La Sinagoga de Santa María la Blanca, que cobra 2,5 euros por entrada, es uno de los monumentos más visitados de Toledo

El Arzobispado de Toledo no cederá, de momento, la Sinagoga de Santa María la Blanca -uno de los monumentos más visitados de esta ciudad-, a la Federación de Comunidades Judías Españolas como ésta ha solicitado. Una petición que los judíos españoles vienen formulando desde 1992, cuando el Vaticano ordenó al entonces arzobispo de Toledo, el cardenal Marcelo González Martín, iniciar conversaciones con el Estado de Israel que no fructificaron.

Los últimos contactos entre el actual arzobispo, Braulio Rodríguez, y el presidente de la Federación de Comunidades Judías Españolas, Isaac Querub, fueron en noviembre de 2016. Desde entonces, Querub se ha dedicado a realizar declaraciones públicas reclamando este histórico edificio construido en el siglo XII.

El Arzobispado de Toledo ha zanjado el asunto este jueves con un comunicado en el que sugiere a la Comunidad Judía dirigirse al Estado para pedir la cesión de otra importante sinagoga de Toledo, la del Tránsito, muy próxima a la de Santa María la Blanca.

Entradas, Franco y mujeres de mala vida

El Arzobispado de Toledo también ha querido aclarar que esta sinagoga, transformada en templo cristiano en el siglo XIV, pasó a formar parte de los bienes de la Iglesia Católica en 1929 durante el reinado de Alfonso XIII, por lo que desmiente que fuera el general Franco quien se la regalase. Además, la jerarquía eclesiástica toledana desmiente quiere mantener la propiedad de la sinagoga por un fin recaudatorio.

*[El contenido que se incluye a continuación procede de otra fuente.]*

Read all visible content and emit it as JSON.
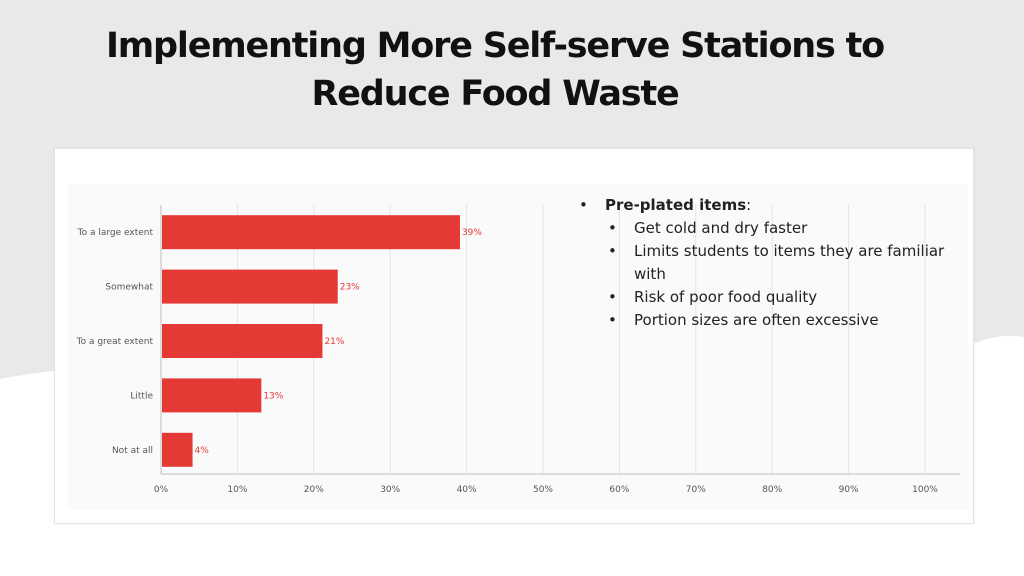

La entrada cuesta 2,5 euros pero diversos colectivos y agencias turísticas se benefician de descuentos. Además, según datos del Arzobispado, los ingresos obtenidos sirven para mantener la propia sinagoga, costear obras en otros templos y pagar nóminas de religiosos.

La Sinagoga de Santa María Blanca, que a lo largo de los siglos también se ha utilizado como refugio para mujeres arrepentidas de su mala vida, cuartel y almacén de la Real Hacienda, seguirá siendo un atractivo turístico más de Toledo pero en manos de la Iglesia, no de la Comunidad Judía. Curiosamente, fueron canteros y alarifes musulmanes y no judíos quienes la construyeron.